Il numero della rivista prosegue con una scelta di testi eterogenei, miranti a fornire materiali per la ricomposizione di un pensiero di destra (in certi casi di estrema destra) in molti casi dimenticato. Alcuni di essi risalgono agli anni ’70, come l’intervista su “Linea” di Pino Rauti e Alessandro Di Pietro a Konrad Lorenz, altri sono recentissimi, come i colloqui con De Benoist e Jean Raspail. Cattolici e neopagani, neodestri e paleo-destri come Le Pen convivono in questi testi, non reperibili su internet e provenienti dall’archivio personale del direttore, l’architetto veronese Daniele Agnelli. Non manca nemmeno un vivace interesse per il futurismo, testimoniato, oltre che dalla copertina, da un coraggioso contributo di Paul Virillio sull’influenza sul fascismo del movimento di Marinetti, presentato nel 1986 in un convegno al Centro Pompidou.

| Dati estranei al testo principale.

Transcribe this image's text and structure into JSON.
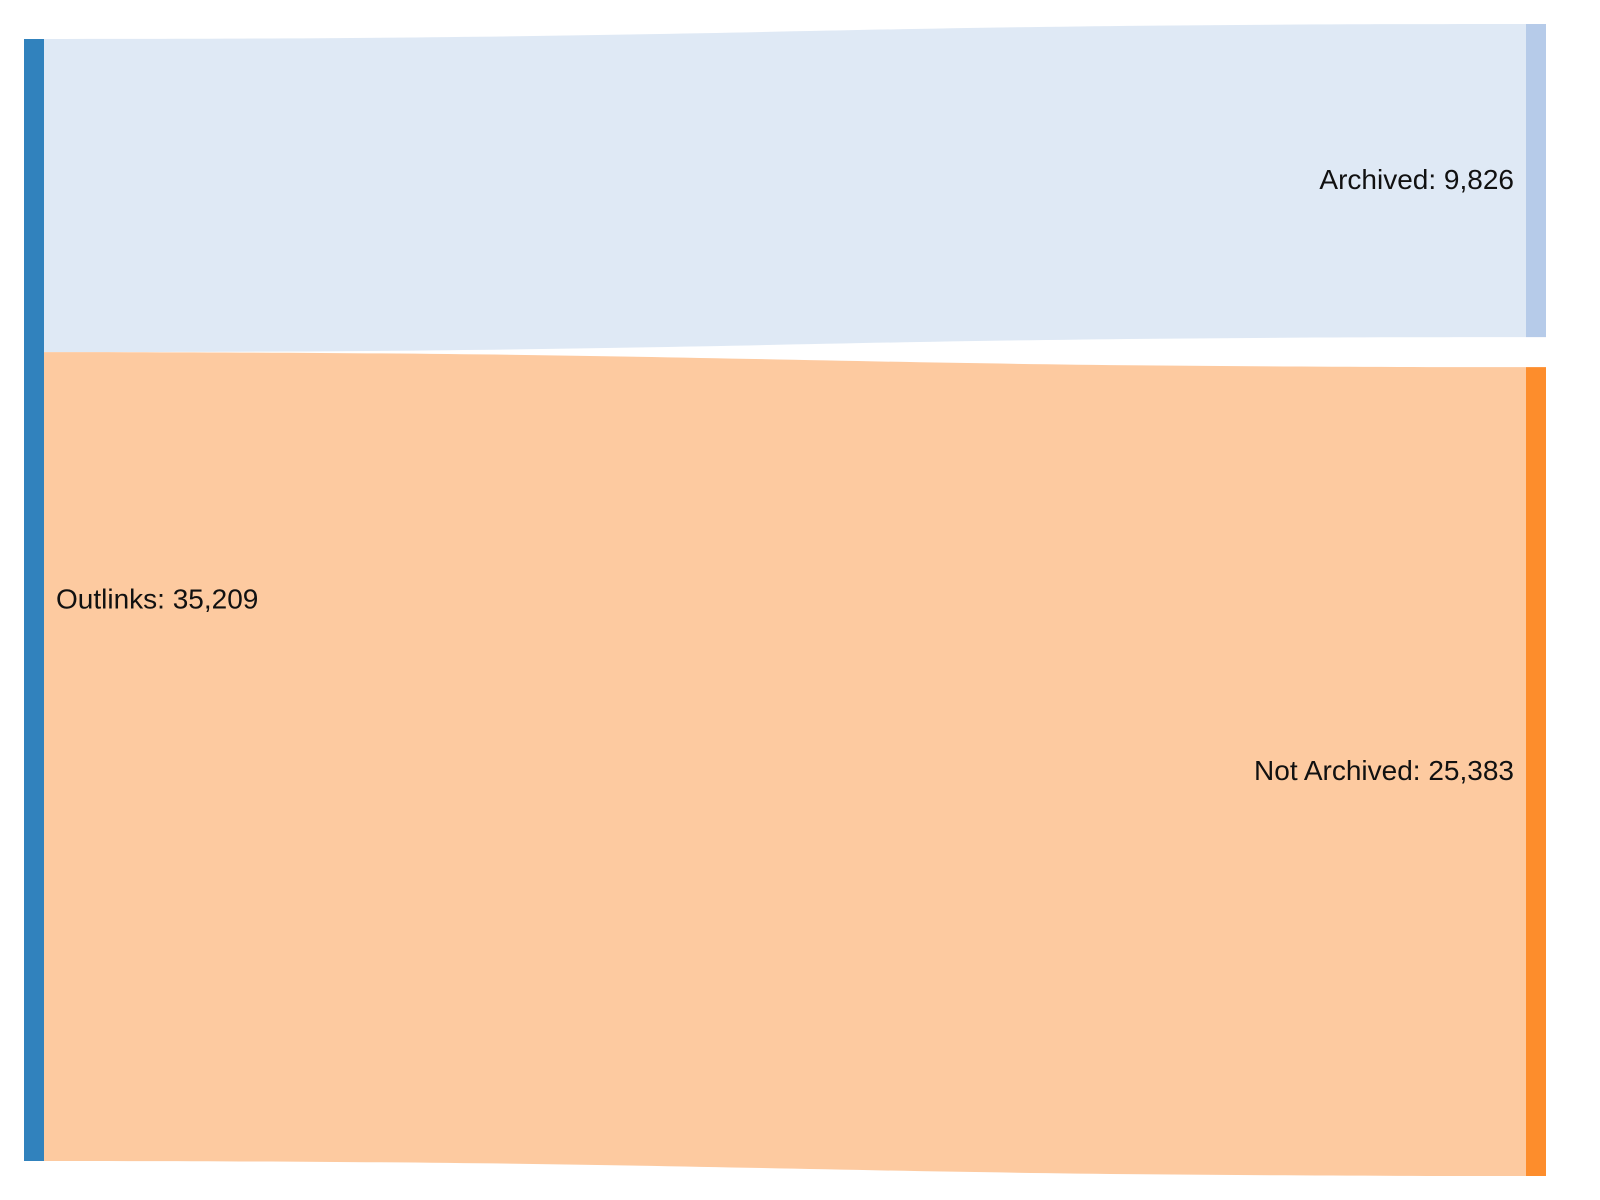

Ho l’impressione che la rivista, con cui si può prendere contatto all’indirizzo di posta elettronica andere.denken@gmail.com, persegua almeno due obiettivi; o meglio li perseguirà, visto che quello attuale è un semplice numero zero. L’obiettivo esplicito è “far conoscere un pensiero che nella vulgata odierna è troppo spesso confinato in un ambito scomodo e altamente infiammabile di destra reazionaria”. Quello implicito, altrettanto se non più ambizioso, potrebbe essere rivendicare, contro l’effimera labilità del web, la dignità della pagina stampata. È una sfida non facile, per motivi non solo pratici ma economici. Per il momento non posso che fare gli auguri a chi l’ha lanciata ringraziandolo per avermi consentito di rivivere, con gli scritti raccolti nel primo fascicolo, alcuni dei quali avevo letto alla loro prima uscita, il fervore di idee che animarono la mia prima giovinezza. Una giovinezza alla quale, “più disingannato che rinsavito” come il Didimo Chierico del Foscolo, non posso fare a meno di guardare con una vena agrodolce di nostalgia.